Hoje com as suas vidas na Indonésia, é particularmente complexo procurar as reuniões. “É uma questão muito sensível para eles. Vivem na Indonésia há muitos anos, estão integrados nessa cultura e nesse país e nós tentamos apenas fazer a ponte”, explicou. “De um ponto de vista de direitos humanos, são crianças roubadas às famílias. Mas a realidade é que hoje já têm eles as suas próprias famílias, estão em novas comunidades”, notou.

O choque ao sistema que muitos sentem ao regressar pela primeira vez, depois de muitos anos, é um sinal do drama pessoal que cada um viveu, separado da sua infância e família com quem hoje têm até algumas dificuldades em comunicar, por questões de língua ou outras. Todos têm nomes diferentes daqueles com que foram batizados: desapareceram os nomes próprios e apelidos timorenses – ou portugueses – e são hoje conhecidos por nomes indonésios, a maior parte muçulmanos.

Entre os que vieram em maio, por exemplo, Ernâni Monteiro é Mubaraj Wotu Modo, Eugénio Soares é Muhammad Irfan, e a sua mulher, com quem se casou em 2001, é também uma criança roubada, Dortea Hornai, agora Siti Latifah Dortea.

Rosita, hoje Rosnaeni, é uma das crianças roubadas há mais tempo. Em 1978 ela e a irmã foram levadas à força da sua casa em Railakolete por elementos do batalhão indonésio 612 para Makassar, onde, mais tarde, acabaram por ser separadas. Rosita nunca mais viu a irmã. As promessas de uma educação, feitas pela família indonésia de acolhimento, nunca se materializaram e Rosita passou a vida a trabalhar arduamente nos terrenos agrícolas. Fugiu muitas vezes mas era sempre devolvida a casa. Já adulta, saiu de Makassar e vive em Sulawesi Central, ainda sem acesso à educação que lhe foi prometida.
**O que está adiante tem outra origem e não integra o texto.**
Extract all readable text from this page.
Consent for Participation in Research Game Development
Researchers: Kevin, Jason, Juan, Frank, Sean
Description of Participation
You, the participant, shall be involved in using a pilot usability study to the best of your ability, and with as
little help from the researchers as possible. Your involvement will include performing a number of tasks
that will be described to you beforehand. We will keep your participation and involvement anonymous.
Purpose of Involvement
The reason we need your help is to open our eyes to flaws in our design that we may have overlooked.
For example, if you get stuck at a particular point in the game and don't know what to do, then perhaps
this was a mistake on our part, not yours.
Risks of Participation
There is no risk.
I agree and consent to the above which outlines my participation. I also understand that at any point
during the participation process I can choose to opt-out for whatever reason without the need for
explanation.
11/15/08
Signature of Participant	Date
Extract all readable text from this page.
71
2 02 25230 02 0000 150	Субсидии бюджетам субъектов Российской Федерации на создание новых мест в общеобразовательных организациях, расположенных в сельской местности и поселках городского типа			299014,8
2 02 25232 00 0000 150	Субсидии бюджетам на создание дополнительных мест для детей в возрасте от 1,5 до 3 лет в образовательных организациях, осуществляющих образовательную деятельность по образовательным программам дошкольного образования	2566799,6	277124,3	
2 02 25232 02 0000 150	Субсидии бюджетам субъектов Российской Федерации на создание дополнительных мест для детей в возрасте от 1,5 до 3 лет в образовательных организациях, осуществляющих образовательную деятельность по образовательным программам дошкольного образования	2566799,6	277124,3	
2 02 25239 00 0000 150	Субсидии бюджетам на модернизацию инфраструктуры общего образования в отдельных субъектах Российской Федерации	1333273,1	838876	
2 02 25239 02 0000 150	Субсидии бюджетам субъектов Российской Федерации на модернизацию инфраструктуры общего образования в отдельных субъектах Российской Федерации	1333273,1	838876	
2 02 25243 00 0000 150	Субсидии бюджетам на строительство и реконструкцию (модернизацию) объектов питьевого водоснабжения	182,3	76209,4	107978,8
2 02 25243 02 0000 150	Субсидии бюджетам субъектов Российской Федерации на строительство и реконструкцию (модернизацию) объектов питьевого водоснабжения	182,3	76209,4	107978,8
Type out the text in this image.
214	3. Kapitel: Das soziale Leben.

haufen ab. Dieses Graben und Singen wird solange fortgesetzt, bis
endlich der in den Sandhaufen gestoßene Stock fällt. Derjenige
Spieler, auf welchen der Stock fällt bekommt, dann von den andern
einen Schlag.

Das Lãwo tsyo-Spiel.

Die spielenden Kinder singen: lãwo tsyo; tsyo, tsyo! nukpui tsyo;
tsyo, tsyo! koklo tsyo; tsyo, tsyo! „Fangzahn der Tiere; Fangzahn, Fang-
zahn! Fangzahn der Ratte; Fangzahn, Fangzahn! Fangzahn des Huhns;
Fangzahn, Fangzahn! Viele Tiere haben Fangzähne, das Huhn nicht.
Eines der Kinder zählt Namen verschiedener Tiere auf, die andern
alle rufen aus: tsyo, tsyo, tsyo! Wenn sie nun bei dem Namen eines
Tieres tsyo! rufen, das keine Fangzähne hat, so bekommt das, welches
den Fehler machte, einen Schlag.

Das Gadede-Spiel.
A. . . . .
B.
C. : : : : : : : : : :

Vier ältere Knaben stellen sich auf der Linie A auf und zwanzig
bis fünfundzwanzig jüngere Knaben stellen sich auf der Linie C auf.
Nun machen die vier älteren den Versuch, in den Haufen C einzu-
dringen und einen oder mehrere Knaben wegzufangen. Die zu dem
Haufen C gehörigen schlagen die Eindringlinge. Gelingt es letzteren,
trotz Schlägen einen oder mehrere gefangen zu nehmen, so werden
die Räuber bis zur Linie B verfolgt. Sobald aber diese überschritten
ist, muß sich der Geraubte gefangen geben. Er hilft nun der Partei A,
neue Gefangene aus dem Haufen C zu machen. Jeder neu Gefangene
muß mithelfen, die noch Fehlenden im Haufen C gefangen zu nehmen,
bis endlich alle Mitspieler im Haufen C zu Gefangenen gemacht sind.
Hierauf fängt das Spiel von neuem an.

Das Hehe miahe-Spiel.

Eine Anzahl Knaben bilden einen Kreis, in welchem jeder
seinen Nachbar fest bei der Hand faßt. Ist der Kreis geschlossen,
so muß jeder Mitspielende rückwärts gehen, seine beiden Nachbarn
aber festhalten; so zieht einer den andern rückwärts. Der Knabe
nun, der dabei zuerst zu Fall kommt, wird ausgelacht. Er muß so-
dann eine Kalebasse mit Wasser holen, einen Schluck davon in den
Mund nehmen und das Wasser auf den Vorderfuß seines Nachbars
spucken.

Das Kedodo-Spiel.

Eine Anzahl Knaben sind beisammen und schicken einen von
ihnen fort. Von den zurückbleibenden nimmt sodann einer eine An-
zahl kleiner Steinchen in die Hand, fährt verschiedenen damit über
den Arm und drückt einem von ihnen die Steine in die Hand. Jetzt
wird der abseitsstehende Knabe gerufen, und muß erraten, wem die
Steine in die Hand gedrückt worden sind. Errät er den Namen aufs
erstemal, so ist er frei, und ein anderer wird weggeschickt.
Outro elemento desse grupo de maio, natural de Baucau, é uma das meninas roubadas em 1999, durante a debandada final dos ocupantes indonésios.

Foi levada como refugiada para Atambua, no lado indonésio da ilha, e, mais tarde foi transportada num navio militar para Makasar, onde ficou ao cuidado da Fundação Islâmica Ansar.

Instalada com outras crianças numa casa de acolhimento, Teresa foi regularmente espancada: não sabia rezar e era uma refugiada de Timor-Leste, de uma realidade distante da comunidade onde, à força, foi integrada. Mudaram-lhe o nome, agora é a Sity Alma, é empregada doméstica e vive a quase 2.000 quilómetros de Baucau, na cidade de Malili, nas Celebes.